Tuesday, February 25, 2014
Still Watching Detroit
Many people are more than likely sick of hearing about Detroit these days. I don't blame you really but how that bankruptcy works itself out is going to set a precedence and give us a clear picture on how the biggest lying ponzi scheme in history is going to work itself out.
This problem isn't about the investor class versus the poor public employees who need their pensions. Nope, this is about ultimately who they are going to try and stick the bill to and everyone who owns property, works a paying job or buys anything from a business will be hit if the courts try and pass the cost off on the investors.

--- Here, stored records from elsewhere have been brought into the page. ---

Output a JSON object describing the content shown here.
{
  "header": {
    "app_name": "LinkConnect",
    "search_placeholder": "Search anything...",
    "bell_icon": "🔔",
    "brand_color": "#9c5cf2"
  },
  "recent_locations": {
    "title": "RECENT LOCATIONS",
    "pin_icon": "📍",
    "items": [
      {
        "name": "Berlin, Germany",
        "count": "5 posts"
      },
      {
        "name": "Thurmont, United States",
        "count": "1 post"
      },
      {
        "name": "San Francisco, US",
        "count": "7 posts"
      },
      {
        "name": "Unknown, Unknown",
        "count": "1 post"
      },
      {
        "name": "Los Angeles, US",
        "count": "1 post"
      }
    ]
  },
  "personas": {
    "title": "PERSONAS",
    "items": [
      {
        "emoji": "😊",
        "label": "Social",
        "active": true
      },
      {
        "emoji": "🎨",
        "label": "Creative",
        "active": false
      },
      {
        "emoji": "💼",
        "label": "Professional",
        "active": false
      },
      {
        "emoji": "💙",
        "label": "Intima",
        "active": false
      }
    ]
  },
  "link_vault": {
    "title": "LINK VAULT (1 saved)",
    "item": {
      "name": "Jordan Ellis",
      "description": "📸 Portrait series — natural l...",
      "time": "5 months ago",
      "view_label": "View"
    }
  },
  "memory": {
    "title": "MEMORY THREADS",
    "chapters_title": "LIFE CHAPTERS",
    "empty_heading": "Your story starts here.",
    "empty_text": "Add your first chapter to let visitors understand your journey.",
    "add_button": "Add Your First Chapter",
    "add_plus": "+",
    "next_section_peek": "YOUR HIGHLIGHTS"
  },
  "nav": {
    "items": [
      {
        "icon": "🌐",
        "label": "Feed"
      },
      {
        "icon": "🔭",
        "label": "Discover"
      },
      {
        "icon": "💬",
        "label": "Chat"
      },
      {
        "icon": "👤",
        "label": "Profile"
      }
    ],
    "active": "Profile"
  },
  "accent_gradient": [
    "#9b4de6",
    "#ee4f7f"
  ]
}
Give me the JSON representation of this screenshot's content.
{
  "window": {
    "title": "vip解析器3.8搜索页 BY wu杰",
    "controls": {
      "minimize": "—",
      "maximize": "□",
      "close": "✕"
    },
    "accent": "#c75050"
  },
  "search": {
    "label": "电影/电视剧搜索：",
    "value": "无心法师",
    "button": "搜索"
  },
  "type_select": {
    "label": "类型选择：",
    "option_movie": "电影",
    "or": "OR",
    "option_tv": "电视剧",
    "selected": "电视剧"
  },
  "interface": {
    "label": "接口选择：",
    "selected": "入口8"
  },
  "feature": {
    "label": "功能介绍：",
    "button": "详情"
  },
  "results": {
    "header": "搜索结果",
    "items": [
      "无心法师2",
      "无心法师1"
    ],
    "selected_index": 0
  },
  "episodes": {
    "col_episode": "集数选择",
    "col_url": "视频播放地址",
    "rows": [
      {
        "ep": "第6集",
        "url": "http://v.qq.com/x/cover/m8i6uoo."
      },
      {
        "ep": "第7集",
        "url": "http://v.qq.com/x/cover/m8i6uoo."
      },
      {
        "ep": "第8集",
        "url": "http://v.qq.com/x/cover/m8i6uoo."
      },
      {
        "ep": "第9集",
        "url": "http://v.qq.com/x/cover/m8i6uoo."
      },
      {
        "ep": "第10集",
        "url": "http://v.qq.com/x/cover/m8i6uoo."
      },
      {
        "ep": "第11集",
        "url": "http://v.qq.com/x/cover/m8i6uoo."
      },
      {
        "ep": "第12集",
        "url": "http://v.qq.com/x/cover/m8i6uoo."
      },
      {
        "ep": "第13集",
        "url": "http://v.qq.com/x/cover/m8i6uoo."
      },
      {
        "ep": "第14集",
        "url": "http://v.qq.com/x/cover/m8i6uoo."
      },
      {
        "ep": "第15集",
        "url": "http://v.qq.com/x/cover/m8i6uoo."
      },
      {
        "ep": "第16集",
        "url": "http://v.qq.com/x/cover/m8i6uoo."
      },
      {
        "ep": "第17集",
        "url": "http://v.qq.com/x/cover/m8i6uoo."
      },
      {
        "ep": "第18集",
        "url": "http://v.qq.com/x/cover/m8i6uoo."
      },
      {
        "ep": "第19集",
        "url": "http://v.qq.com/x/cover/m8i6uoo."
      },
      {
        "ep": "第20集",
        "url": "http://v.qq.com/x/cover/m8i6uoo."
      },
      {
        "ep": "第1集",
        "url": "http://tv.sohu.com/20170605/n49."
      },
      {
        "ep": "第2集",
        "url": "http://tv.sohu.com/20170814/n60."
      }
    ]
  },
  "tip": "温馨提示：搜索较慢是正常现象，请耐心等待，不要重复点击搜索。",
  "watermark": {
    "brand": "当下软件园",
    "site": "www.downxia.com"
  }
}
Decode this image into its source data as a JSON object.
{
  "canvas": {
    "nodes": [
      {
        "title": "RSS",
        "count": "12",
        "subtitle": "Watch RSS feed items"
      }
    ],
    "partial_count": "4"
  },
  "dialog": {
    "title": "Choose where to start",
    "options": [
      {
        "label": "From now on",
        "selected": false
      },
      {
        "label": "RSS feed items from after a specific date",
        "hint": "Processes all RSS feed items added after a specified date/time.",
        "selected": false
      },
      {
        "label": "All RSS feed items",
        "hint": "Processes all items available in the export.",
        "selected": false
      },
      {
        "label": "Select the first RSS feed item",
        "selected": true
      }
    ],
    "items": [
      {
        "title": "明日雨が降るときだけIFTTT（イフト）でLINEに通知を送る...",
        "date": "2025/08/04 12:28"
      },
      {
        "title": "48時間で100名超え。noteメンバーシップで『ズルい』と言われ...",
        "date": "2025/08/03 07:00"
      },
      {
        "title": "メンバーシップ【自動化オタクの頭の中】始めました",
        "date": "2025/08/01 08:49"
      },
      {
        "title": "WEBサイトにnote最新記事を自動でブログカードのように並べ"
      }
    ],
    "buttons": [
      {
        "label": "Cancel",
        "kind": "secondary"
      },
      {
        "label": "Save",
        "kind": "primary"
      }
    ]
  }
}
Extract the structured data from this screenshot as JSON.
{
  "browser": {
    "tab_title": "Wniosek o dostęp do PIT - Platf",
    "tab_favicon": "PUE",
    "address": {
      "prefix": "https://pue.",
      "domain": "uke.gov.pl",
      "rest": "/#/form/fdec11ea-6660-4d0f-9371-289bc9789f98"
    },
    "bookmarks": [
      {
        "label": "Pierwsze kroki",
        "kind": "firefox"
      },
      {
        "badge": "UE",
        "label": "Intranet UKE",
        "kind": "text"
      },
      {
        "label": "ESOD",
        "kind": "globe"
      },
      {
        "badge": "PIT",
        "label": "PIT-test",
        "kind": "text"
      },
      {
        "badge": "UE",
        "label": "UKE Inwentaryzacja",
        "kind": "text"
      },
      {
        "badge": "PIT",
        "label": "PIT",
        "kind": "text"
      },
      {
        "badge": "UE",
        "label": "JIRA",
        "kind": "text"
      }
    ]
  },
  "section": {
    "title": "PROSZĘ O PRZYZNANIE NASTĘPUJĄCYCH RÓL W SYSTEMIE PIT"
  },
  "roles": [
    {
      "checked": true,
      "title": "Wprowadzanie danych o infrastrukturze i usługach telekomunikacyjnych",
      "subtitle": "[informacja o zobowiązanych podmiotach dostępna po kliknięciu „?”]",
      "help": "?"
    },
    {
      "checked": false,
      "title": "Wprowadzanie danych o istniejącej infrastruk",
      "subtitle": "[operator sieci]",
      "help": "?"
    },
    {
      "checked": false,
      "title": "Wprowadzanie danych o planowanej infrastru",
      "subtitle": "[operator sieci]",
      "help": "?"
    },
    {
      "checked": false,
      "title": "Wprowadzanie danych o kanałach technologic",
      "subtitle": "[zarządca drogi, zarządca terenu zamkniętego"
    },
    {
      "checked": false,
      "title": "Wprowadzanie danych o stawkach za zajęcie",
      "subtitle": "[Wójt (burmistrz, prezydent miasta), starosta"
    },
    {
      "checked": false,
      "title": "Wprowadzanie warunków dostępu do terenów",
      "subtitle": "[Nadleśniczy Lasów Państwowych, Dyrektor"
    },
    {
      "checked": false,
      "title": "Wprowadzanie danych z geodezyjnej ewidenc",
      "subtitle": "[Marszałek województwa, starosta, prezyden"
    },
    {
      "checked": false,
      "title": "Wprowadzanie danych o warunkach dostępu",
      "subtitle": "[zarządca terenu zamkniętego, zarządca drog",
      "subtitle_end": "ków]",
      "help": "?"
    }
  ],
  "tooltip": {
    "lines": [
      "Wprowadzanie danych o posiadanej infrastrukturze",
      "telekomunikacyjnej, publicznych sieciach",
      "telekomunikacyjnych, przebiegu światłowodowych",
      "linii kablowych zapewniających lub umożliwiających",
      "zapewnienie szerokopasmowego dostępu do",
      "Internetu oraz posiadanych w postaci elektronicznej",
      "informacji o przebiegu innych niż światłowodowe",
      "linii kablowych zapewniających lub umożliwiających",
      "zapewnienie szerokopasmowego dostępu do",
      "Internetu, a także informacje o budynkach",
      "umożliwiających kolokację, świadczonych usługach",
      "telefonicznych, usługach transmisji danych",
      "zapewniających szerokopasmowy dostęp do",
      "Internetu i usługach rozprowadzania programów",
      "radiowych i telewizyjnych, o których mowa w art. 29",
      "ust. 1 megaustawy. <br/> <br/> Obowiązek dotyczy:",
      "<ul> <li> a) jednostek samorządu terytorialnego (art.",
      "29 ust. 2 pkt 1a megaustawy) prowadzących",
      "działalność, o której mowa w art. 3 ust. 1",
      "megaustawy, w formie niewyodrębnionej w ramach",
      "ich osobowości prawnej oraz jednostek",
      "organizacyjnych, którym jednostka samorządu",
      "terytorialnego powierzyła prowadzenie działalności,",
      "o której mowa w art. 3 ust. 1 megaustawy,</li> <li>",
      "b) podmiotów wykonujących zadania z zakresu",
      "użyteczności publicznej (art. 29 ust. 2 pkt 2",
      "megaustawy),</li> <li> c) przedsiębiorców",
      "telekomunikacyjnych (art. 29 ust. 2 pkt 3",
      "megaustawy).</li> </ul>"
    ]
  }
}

It really is that simple. Costs are always passed on or through the investment class in one way or another. This is why our original bankruptcy laws were set up the way they were and protected bond holders most of all. If bond holders take the brunt of this why those who voted in the crooks and rode the wave of promises with no thought to how or where this easy money was coming from are taken care of then the ultimate cost of paying these pensions will come from tax payers.
That's you and me.
Yields and interest for municipal bonds will sky rocket as they will now be seen as non-secure investment vehicles. Property taxes will rise along with other sales and use taxes accordingly as services will be reduced. A reduction in services will also then manifest itself in higher insurance costs and greater minimum coverage amounts while, get this, overall property values will decrease.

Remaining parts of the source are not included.